On November 28th, the Vanderbilt football team suited up to compete against the University of Missouri in a Power Five conference game. Vanderbilt was expected to get demolished, yet this game was one of the most anticipated in the season– All because of number. 32, Sarah Fuller.
Sarah Fuller is a Vanderbilt senior originally from Wylie, Texas. She has played four seasons with Vanderbilt’s women’s soccer team. This past season she started as keeper and assisted the team in winning their first SEC title since 1994.
After winning the title Fuller assumed her collegiate athletic career was over. However, just a few days after the win she got a call from the women’s soccer associate head coach asking if she’d be willing to help the football team.
The football team was in trouble do to positive COVID-19 cases. They needed help in special teams positions, and Fuller was the perfect fit. She was already following the athletic departments COVID-19 testing protocol and her coaches knew she could get the job done.
The same day Fuller received the call, she joined the rest of the team on the field to prepare for the game against Missouri.
“She’s really good with a soccer ball, seems like she’s pretty good with a football, too.” Vanderbilt Football Head Coach Derek Mason said to reporters proceeding the teams first practice with Fuller.
Only a few days later she took to the field, ready to fill in where needed. She waited patiently on the sidelines and cheered on her new team-mates, when finally, they required her help in the second half.
“Honestly I was just really calm,” Fuller said on SEC Network, “The SEC (soccer) championship was more stressful if I’m going to be honest.”
Fuller started by using squib kick, a short and low kick that usually causes the ball to bounce around on the ground before it can be picked up by a member of the receiving team. Although there was controversy on whether the kick was purposeful, Head Coach Derek Mason has said he asked her to do a squib kick because he knew she was familiar with delivering low kicks from soccer.
Fuller didn’t receive another opprotunity to go in that game due to the Vanderbilt Commodores being obliterated by the Missouri Tigers. That didn’t matter, though, by stepping on the field Fuller made history as the first woman to play in a Power Five college football game.
She joined Katie Hinda and April Goss as the third woman to play in the NCAA Division 1 Football Subdivision.

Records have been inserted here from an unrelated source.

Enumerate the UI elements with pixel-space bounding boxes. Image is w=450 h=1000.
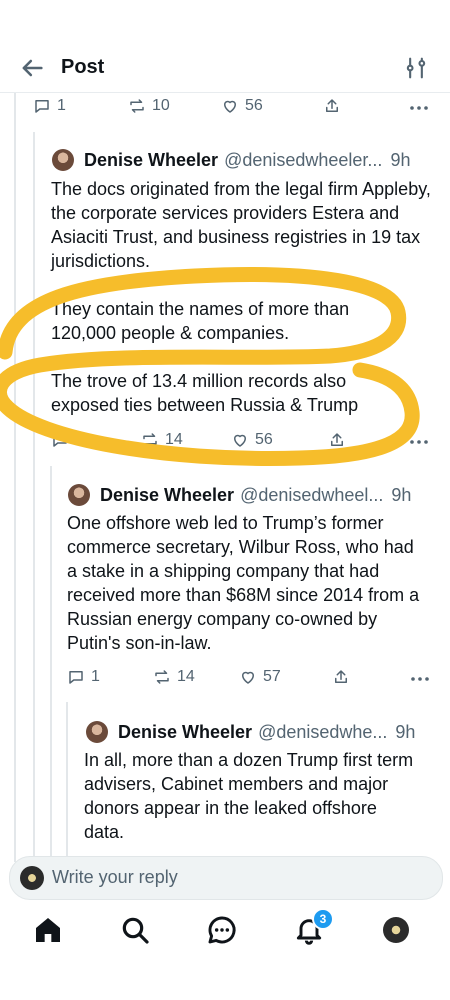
action-row: 1 10 56 xyxy=(33,94,433,118)
reply-count: 1 xyxy=(57,97,66,114)
nav-profile[interactable] xyxy=(380,914,412,946)
more-icon xyxy=(411,677,429,681)
repost-button[interactable]: 14 xyxy=(153,665,195,689)
avatar[interactable] xyxy=(68,484,90,506)
thread-line xyxy=(50,466,52,862)
action-row: 1 14 57 xyxy=(67,665,437,689)
share-button[interactable] xyxy=(323,94,341,118)
profile-avatar xyxy=(383,917,409,943)
repost-count: 14 xyxy=(165,431,183,448)
nav-home[interactable] xyxy=(32,914,64,946)
like-button[interactable]: 57 xyxy=(239,665,281,689)
avatar[interactable] xyxy=(86,721,108,743)
more-icon xyxy=(410,440,428,444)
comment-icon xyxy=(69,671,83,684)
share-icon xyxy=(331,433,343,446)
comment-icon xyxy=(53,434,67,447)
reply-button[interactable] xyxy=(51,428,75,452)
author-handle[interactable]: @denisedwhe... xyxy=(258,722,387,743)
heart-icon xyxy=(224,100,236,113)
author-name[interactable]: Denise Wheeler xyxy=(100,485,234,506)
nav-notifications[interactable]: 3 xyxy=(293,908,334,946)
arrow-left-icon xyxy=(22,59,43,77)
search-icon xyxy=(122,917,149,944)
comment-icon xyxy=(35,100,49,113)
tweet-paragraph: In all, more than a dozen Trump first te… xyxy=(84,750,414,842)
like-count: 56 xyxy=(255,431,273,448)
bottom-nav: 3 xyxy=(0,900,450,1000)
filter-button[interactable] xyxy=(402,54,430,82)
share-button[interactable] xyxy=(328,428,346,452)
tweet-body: The docs originated from the legal firm … xyxy=(51,177,433,417)
nav-messages[interactable] xyxy=(206,914,238,946)
home-icon xyxy=(36,918,60,942)
more-icon xyxy=(410,106,428,110)
author-name[interactable]: Denise Wheeler xyxy=(84,150,218,171)
repost-button[interactable]: 10 xyxy=(128,94,170,118)
more-button[interactable] xyxy=(409,428,429,452)
timestamp: 9h xyxy=(390,149,411,170)
tweet-header: Denise Wheeler @denisedwheel... 9h xyxy=(68,483,438,507)
reply-input[interactable]: Write your reply xyxy=(9,856,443,900)
chat-bubble-icon xyxy=(208,916,236,944)
reply-count: 1 xyxy=(91,668,100,685)
reply-placeholder: Write your reply xyxy=(52,867,178,887)
thread-line xyxy=(33,132,35,862)
like-button[interactable]: 56 xyxy=(231,428,273,452)
reply-button[interactable]: 1 xyxy=(33,94,66,118)
author-handle[interactable]: @denisedwheeler... xyxy=(224,150,382,171)
nav-search[interactable] xyxy=(119,914,151,946)
like-count: 57 xyxy=(263,668,281,685)
tweet-paragraph: The trove of 13.4 million records also e… xyxy=(51,371,359,415)
repost-count: 10 xyxy=(152,97,170,114)
repost-button[interactable]: 14 xyxy=(141,428,183,452)
tweet-paragraph: The docs originated from the legal firm … xyxy=(51,179,431,271)
repost-count: 14 xyxy=(177,668,195,685)
back-button[interactable] xyxy=(18,54,46,82)
repost-icon xyxy=(130,99,144,113)
user-avatar xyxy=(20,866,44,890)
action-row: 14 56 xyxy=(51,428,436,452)
tweet-body: One offshore web led to Trump’s former c… xyxy=(67,511,427,655)
tweet-paragraph: They contain the names of more than 120,… xyxy=(51,299,350,343)
thread-line xyxy=(14,92,16,862)
tweet-header: Denise Wheeler @denisedwhe... 9h xyxy=(86,720,438,744)
repost-icon xyxy=(155,670,169,684)
more-button[interactable] xyxy=(410,665,430,689)
thread-line xyxy=(66,702,68,862)
reply-button[interactable]: 1 xyxy=(67,665,100,689)
more-button[interactable] xyxy=(409,94,429,118)
notification-badge: 3 xyxy=(312,908,334,930)
repost-icon xyxy=(143,433,157,447)
tweet-paragraph: One offshore web led to Trump’s former c… xyxy=(67,513,420,653)
avatar[interactable] xyxy=(52,149,74,171)
author-handle[interactable]: @denisedwheel... xyxy=(240,485,383,506)
header: Post xyxy=(0,0,450,93)
sliders-icon xyxy=(406,57,426,79)
share-button[interactable] xyxy=(332,665,350,689)
page-title: Post xyxy=(61,56,105,78)
like-button[interactable]: 56 xyxy=(221,94,263,118)
timestamp: 9h xyxy=(395,721,416,742)
share-icon xyxy=(326,99,338,112)
like-count: 56 xyxy=(245,97,263,114)
share-icon xyxy=(335,670,347,683)
timestamp: 9h xyxy=(391,484,412,505)
heart-icon xyxy=(234,434,246,447)
heart-icon xyxy=(242,671,254,684)
tweet-body: In all, more than a dozen Trump first te… xyxy=(84,748,419,844)
tweet-header: Denise Wheeler @denisedwheeler... 9h xyxy=(52,148,437,172)
author-name[interactable]: Denise Wheeler xyxy=(118,722,252,743)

On December 12, Fuller made history again. She stepped on the field with only a minute to go in the first quarter. Vanderbilt was down by one to Tennessee and needed Fuller to succeed in order to go into the second quarter tied.
Vanderbilt interim head coach made the decision to put Fuller in. “We get in the game and she was highly accurate with it in that range, the extra points and inside the 10, so she was going to get those,” Fitch said. “The other kickers were going to get it further back.”
Fuller successfully made her kick, thus, she became the first woman to score in a Power-5 college football game.
“This whole time has been if I can do it, if I’m good enough to do it,” Fuller said after the game to ESPN “It wasn’t if I was a girl or not. So that’s something I’ve really appreciated. At the end of the day, they treated me like an athlete and that’s the best I could ask for.”
She was treated like an athlete. An athlete who was thrown into a situation and figured out how to succeed in that situation. Fuller had only days to do what some football players practice for years to succeed in. She was in the right place at the right time and when the coaches looked for an alternate, they found her. It was never about her being a girl it was about her being an athlete. They looked for the best person in order to succeed and that person just happened to be Sarah Fuller.